Будто после затяжного недомогания приходил в себя Скворцов и все не мог прийти. Кажется, нигде и ничего — в отдельности — не болело, а общее самочувствие: болен. Неужели из-за этих трех дней, в течение которых пробивались из окружения и шли лесами, болотами и торфяниками в условленный пункт сбора? Может быть. Никогда прежде отряд не был в таком критическом положении. Из окружения выбралось пока что значительно меньше половины личного состава. Потерян обоз, потеряно все имущество. По сути, отряд нужно создавать заново.
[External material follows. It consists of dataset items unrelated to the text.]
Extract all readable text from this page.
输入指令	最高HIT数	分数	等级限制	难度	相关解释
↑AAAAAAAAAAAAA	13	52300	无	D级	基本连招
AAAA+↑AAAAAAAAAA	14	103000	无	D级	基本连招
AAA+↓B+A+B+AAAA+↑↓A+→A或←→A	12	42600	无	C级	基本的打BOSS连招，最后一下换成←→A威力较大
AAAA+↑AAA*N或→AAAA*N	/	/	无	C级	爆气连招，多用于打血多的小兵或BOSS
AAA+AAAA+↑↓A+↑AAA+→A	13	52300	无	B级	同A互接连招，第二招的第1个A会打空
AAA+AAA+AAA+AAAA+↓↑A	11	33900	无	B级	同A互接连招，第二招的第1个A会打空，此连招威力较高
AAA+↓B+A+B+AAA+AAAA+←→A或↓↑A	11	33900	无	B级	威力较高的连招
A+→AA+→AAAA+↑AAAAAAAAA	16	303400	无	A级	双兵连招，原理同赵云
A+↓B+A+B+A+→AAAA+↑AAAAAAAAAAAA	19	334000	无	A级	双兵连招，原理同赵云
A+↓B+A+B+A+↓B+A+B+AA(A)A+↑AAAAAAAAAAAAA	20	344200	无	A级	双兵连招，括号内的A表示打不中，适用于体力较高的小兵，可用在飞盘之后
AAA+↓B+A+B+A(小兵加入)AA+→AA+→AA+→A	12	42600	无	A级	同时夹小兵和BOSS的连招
Да были б кости, мясо нарастет. Но и косточки-то ноют, не переломаны ли? Нет, не переломаны, только ломят — к непогоде. За мутным, грязным оконцем — мутный, сотканный из тумана и дождя воздух, не разреженный, как в зиму, а отсыревший, вязкий. Скворцов покашливал перед вмазанным в глинобитную стену осколком зеркала, с осени засиженного мухами. Кости да кожа, зарос щетиной. Будет бриться. Щетина жесткая, черная. А в голове — седина, вот как. Не было ведь у него седины, невзирая ни на какие беды, а тут появилась. Возможно, не приглядывался? Оконце позванивало под напором ветра. На крыше хаты что-то хлопало, оторванное, в трубе завывало, словно домовой сховался. Домовые не угроза. Каратели и полицаи — угроза.
— Василек, горячей воды!
Вместо Василя чашку с кипятком, мыло и помазок ему подала хозяйка, в зеркальце ее отражение: морщинистая, седая, вот это седина, не то что у него. Он спросил:
— А где хлопчик?
— За картошкой пошел.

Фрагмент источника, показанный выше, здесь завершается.